Mon, Aug 30, 2010 Dianne McRae, GA

How do I get my 79 dollars back and stop this from deducting out of my account?

Sat, Aug 21, 2010 Kerri Wisconsin

fastnet learning charged 2.95 for postage and now is charging 79.99 every 15 days using names like web*bzclb and SCAM! BEWARE!

Sat, Jul 31, 2010 Micah Gastineau Indianapolis

I recently noticed that I have been getting charged fraudulantly by both Fastnet Learning and now by profitguru. I ordered info a long time ago for $2.95 and never received the info but am being stolen from by these groups. What do I do?

Thu, Jun 24, 2010 Jim

People who scam people should be thrown in jail or off a bridge. However, the victim has to share some responsibility. To fall for something like that is just plain stupid.

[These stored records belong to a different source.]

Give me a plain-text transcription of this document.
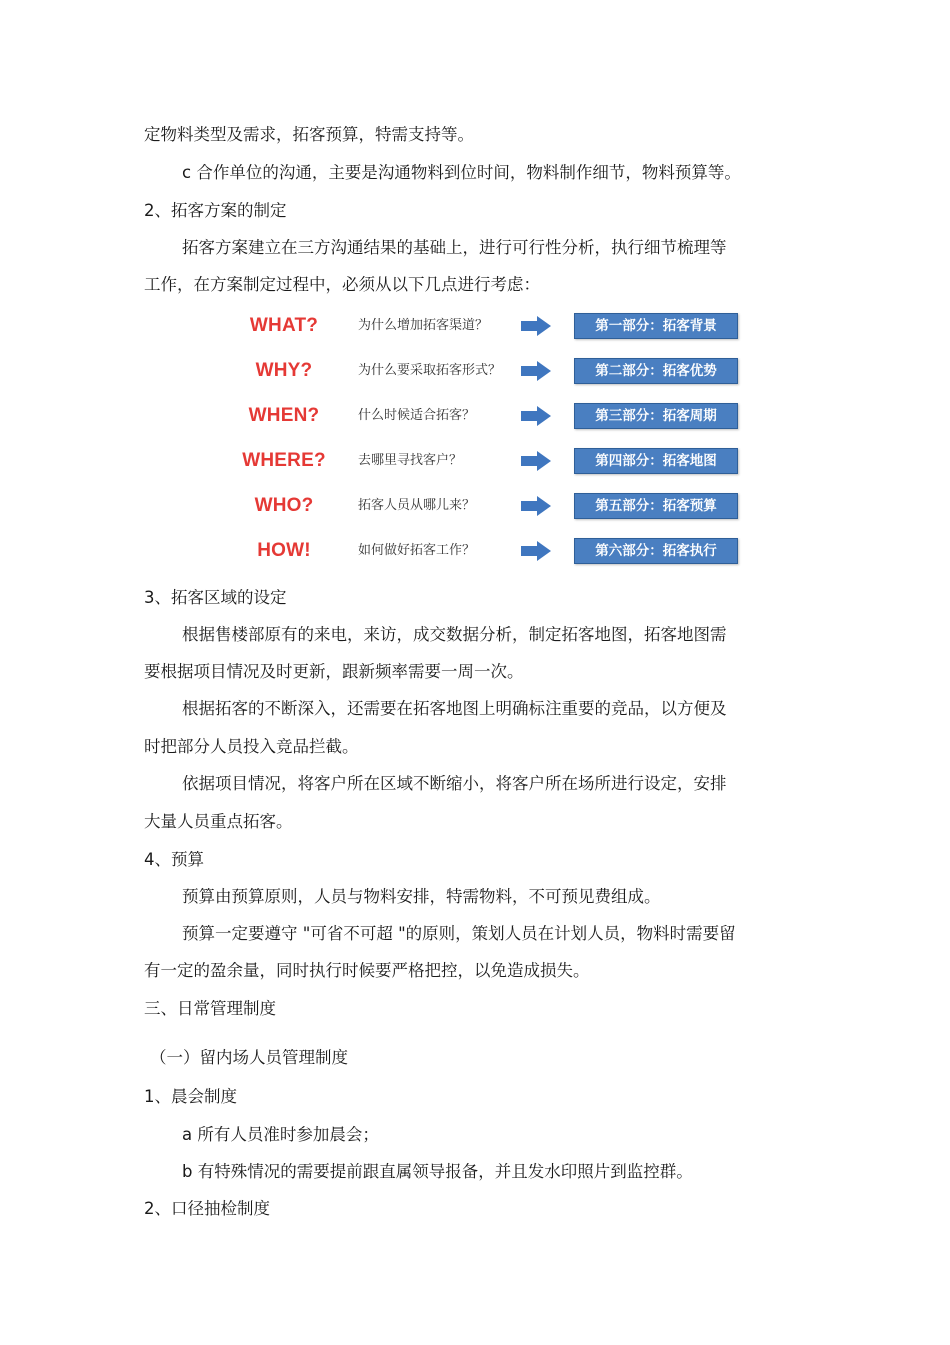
定物料类型及需求，拓客预算，特需支持等。
c 合作单位的沟通，主要是沟通物料到位时间，物料制作细节，物料预算等。
2、拓客方案的制定
拓客方案建立在三方沟通结果的基础上，进行可行性分析，执行细节梳理等
工作，在方案制定过程中，必须从以下几点进行考虑：
WHAT?	为什么增加拓客渠道？	第一部分：拓客背景
WHY?	为什么要采取拓客形式？	第二部分：拓客优势
WHEN?	什么时候适合拓客？	第三部分：拓客周期
WHERE?	去哪里寻找客户？	第四部分：拓客地图
WHO?	拓客人员从哪儿来？	第五部分：拓客预算
HOW!	如何做好拓客工作？	第六部分：拓客执行
3、拓客区域的设定
根据售楼部原有的来电，来访，成交数据分析，制定拓客地图，拓客地图需
要根据项目情况及时更新，跟新频率需要一周一次。
根据拓客的不断深入，还需要在拓客地图上明确标注重要的竞品，以方便及
时把部分人员投入竞品拦截。
依据项目情况，将客户所在区域不断缩小，将客户所在场所进行设定，安排
大量人员重点拓客。
4、预算
预算由预算原则，人员与物料安排，特需物料，不可预见费组成。
预算一定要遵守 "可省不可超 "的原则，策划人员在计划人员，物料时需要留
有一定的盈余量，同时执行时候要严格把控，以免造成损失。
三、日常管理制度
（一）留内场人员管理制度
1、晨会制度
a 所有人员准时参加晨会；
b 有特殊情况的需要提前跟直属领导报备，并且发水印照片到监控群。
2、口径抽检制度
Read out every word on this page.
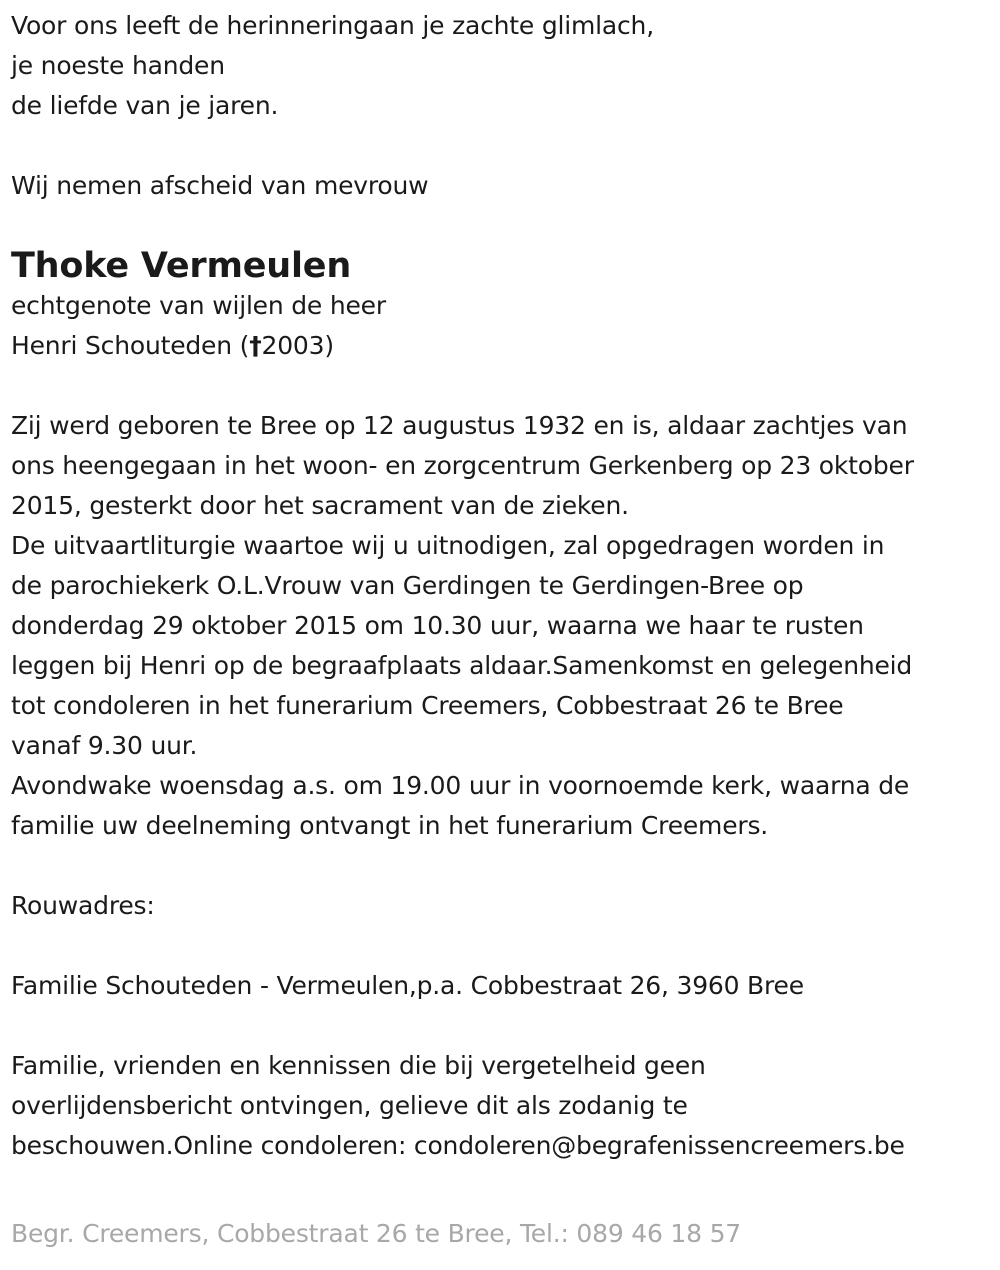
Voor ons leeft de herinneringaan je zachte glimlach,
je noeste handen
de liefde van je jaren.
Wij nemen afscheid van mevrouw
Thoke Vermeulen
echtgenote van wijlen de heer
Henri Schouteden (†2003)
Zij werd geboren te Bree op 12 augustus 1932 en is, aldaar zachtjes van
ons heengegaan in het woon- en zorgcentrum Gerkenberg op 23 oktober
2015, gesterkt door het sacrament van de zieken.
De uitvaartliturgie waartoe wij u uitnodigen, zal opgedragen worden in
de parochiekerk O.L.Vrouw van Gerdingen te Gerdingen-Bree op
donderdag 29 oktober 2015 om 10.30 uur, waarna we haar te rusten
leggen bij Henri op de begraafplaats aldaar.Samenkomst en gelegenheid
tot condoleren in het funerarium Creemers, Cobbestraat 26 te Bree
vanaf 9.30 uur.
Avondwake woensdag a.s. om 19.00 uur in voornoemde kerk, waarna de
familie uw deelneming ontvangt in het funerarium Creemers.
Rouwadres:
Familie Schouteden - Vermeulen,p.a. Cobbestraat 26, 3960 Bree
Familie, vrienden en kennissen die bij vergetelheid geen
overlijdensbericht ontvingen, gelieve dit als zodanig te
beschouwen.Online condoleren: condoleren@begrafenissencreemers.be
Begr. Creemers, Cobbestraat 26 te Bree, Tel.: 089 46 18 57
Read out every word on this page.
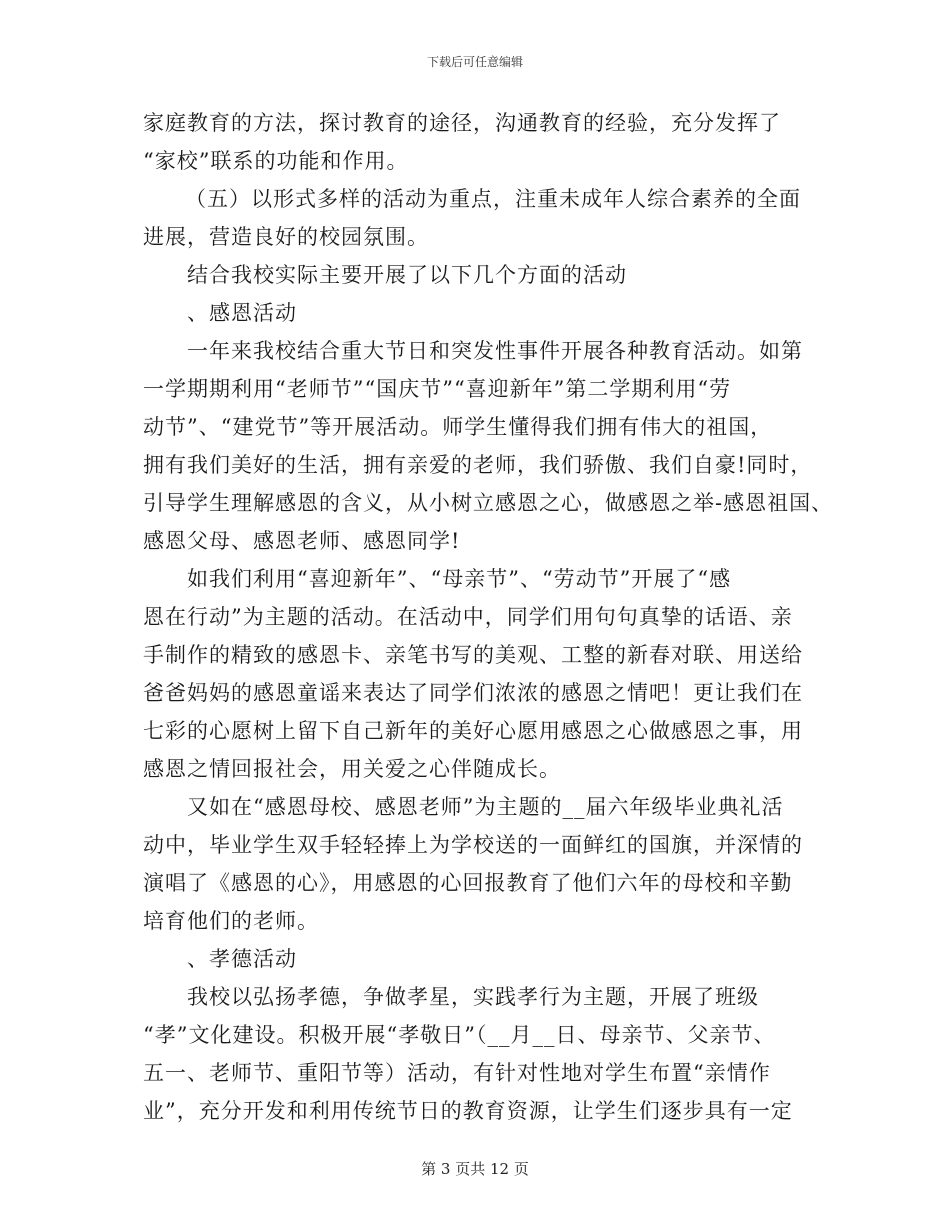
下载后可任意编辑
家庭教育的方法，探讨教育的途径，沟通教育的经验，充分发挥了
“家校”联系的功能和作用。
（五）以形式多样的活动为重点，注重未成年人综合素养的全面
进展，营造良好的校园氛围。
结合我校实际主要开展了以下几个方面的活动
、感恩活动
一年来我校结合重大节日和突发性事件开展各种教育活动。如第
一学期期利用“老师节”“国庆节”“喜迎新年”第二学期利用“劳
动节”、“建党节”等开展活动。师学生懂得我们拥有伟大的祖国，
拥有我们美好的生活，拥有亲爱的老师，我们骄傲、我们自豪!同时，
引导学生理解感恩的含义，从小树立感恩之心，做感恩之举-感恩祖国、
感恩父母、感恩老师、感恩同学!
如我们利用“喜迎新年”、“母亲节”、“劳动节”开展了“感
恩在行动”为主题的活动。在活动中，同学们用句句真挚的话语、亲
手制作的精致的感恩卡、亲笔书写的美观、工整的新春对联、用送给
爸爸妈妈的感恩童谣来表达了同学们浓浓的感恩之情吧！更让我们在
七彩的心愿树上留下自己新年的美好心愿用感恩之心做感恩之事，用
感恩之情回报社会，用关爱之心伴随成长。
又如在“感恩母校、感恩老师”为主题的__届六年级毕业典礼活
动中，毕业学生双手轻轻捧上为学校送的一面鲜红的国旗，并深情的
演唱了《感恩的心》，用感恩的心回报教育了他们六年的母校和辛勤
培育他们的老师。
、孝德活动
我校以弘扬孝德，争做孝星，实践孝行为主题，开展了班级
“孝”文化建设。积极开展“孝敬日”（__月__日、母亲节、父亲节、
五一、老师节、重阳节等）活动，有针对性地对学生布置“亲情作
业”，充分开发和利用传统节日的教育资源，让学生们逐步具有一定
第 3 页共 12 页
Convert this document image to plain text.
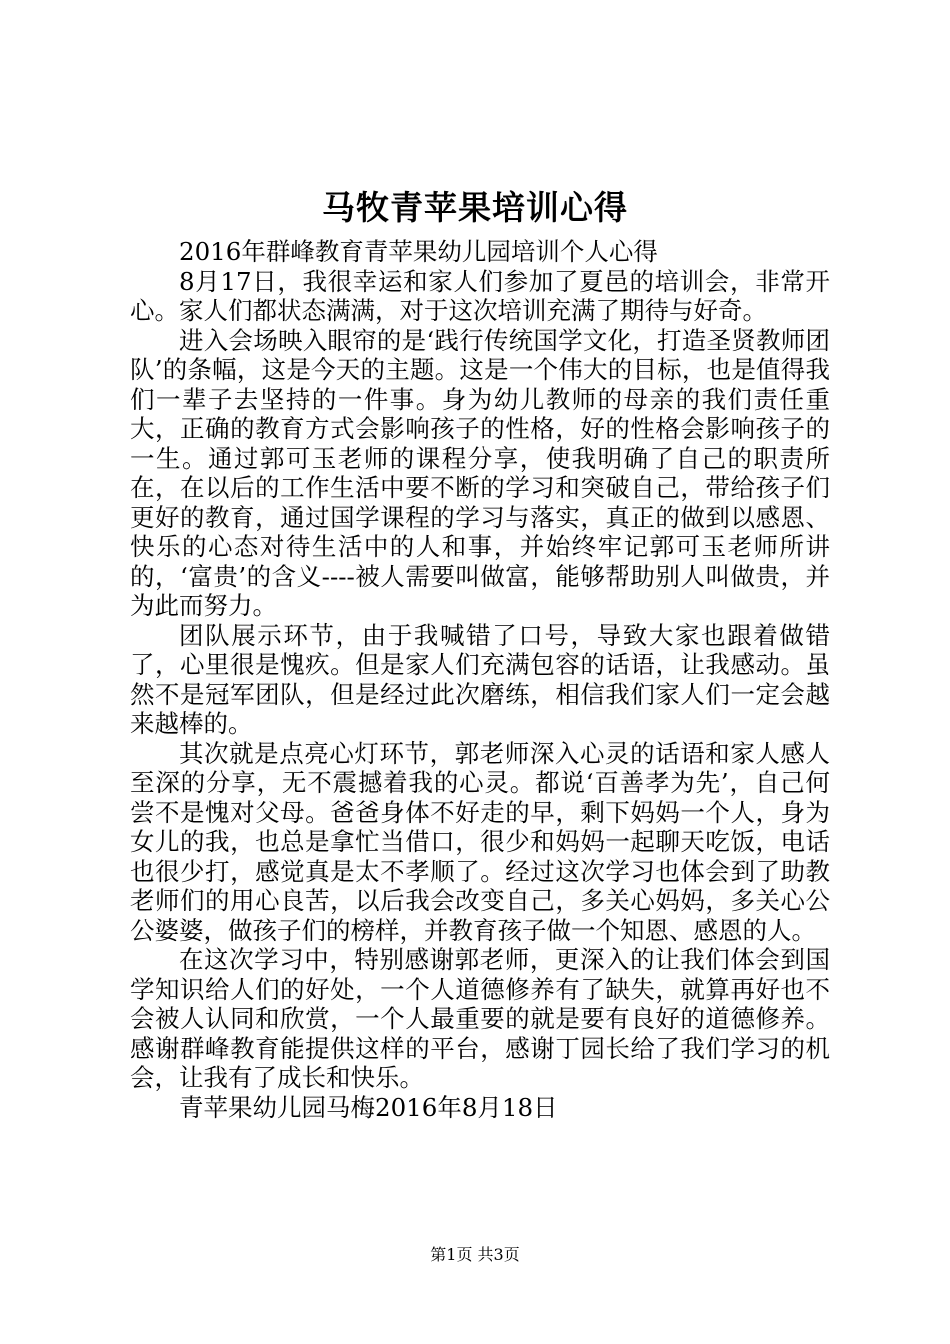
马牧青苹果培训心得

2016年群峰教育青苹果幼儿园培训个人心得

8月17日，我很幸运和家人们参加了夏邑的培训会，非常开心。家人们都状态满满，对于这次培训充满了期待与好奇。

进入会场映入眼帘的是‘践行传统国学文化，打造圣贤教师团队’的条幅，这是今天的主题。这是一个伟大的目标，也是值得我们一辈子去坚持的一件事。身为幼儿教师的母亲的我们责任重大，正确的教育方式会影响孩子的性格，好的性格会影响孩子的一生。通过郭可玉老师的课程分享，使我明确了自己的职责所在，在以后的工作生活中要不断的学习和突破自己，带给孩子们更好的教育，通过国学课程的学习与落实，真正的做到以感恩、快乐的心态对待生活中的人和事，并始终牢记郭可玉老师所讲的，‘富贵’的含义----被人需要叫做富，能够帮助别人叫做贵，并为此而努力。

团队展示环节，由于我喊错了口号，导致大家也跟着做错了，心里很是愧疚。但是家人们充满包容的话语，让我感动。虽然不是冠军团队，但是经过此次磨练，相信我们家人们一定会越来越棒的。

其次就是点亮心灯环节，郭老师深入心灵的话语和家人感人至深的分享，无不震撼着我的心灵。都说‘百善孝为先’，自己何尝不是愧对父母。爸爸身体不好走的早，剩下妈妈一个人，身为女儿的我，也总是拿忙当借口，很少和妈妈一起聊天吃饭，电话也很少打，感觉真是太不孝顺了。经过这次学习也体会到了助教老师们的用心良苦，以后我会改变自己，多关心妈妈，多关心公公婆婆，做孩子们的榜样，并教育孩子做一个知恩、感恩的人。

在这次学习中，特别感谢郭老师，更深入的让我们体会到国学知识给人们的好处，一个人道德修养有了缺失，就算再好也不会被人认同和欣赏，一个人最重要的就是要有良好的道德修养。感谢群峰教育能提供这样的平台，感谢丁园长给了我们学习的机会，让我有了成长和快乐。

青苹果幼儿园马梅2016年8月18日

第1页 共3页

Sun, Jun 20, 2010 Allan Carter Florida

Internet scams are getting more all the time. Below is one I see a lot of people fall for: ______________________________ They rip you off for $79.00 per month,no system as they clain,all based on signing up new people, they make their profit off the $79 a month scam. They trick you into signing up for $2.95 postage??? Than automatic charge your card for $79 each month, the $2.95 is to just get your card number.Their Disclaimer say this:11.2 To the fullest extent permitted by law, we shall have no liability to You.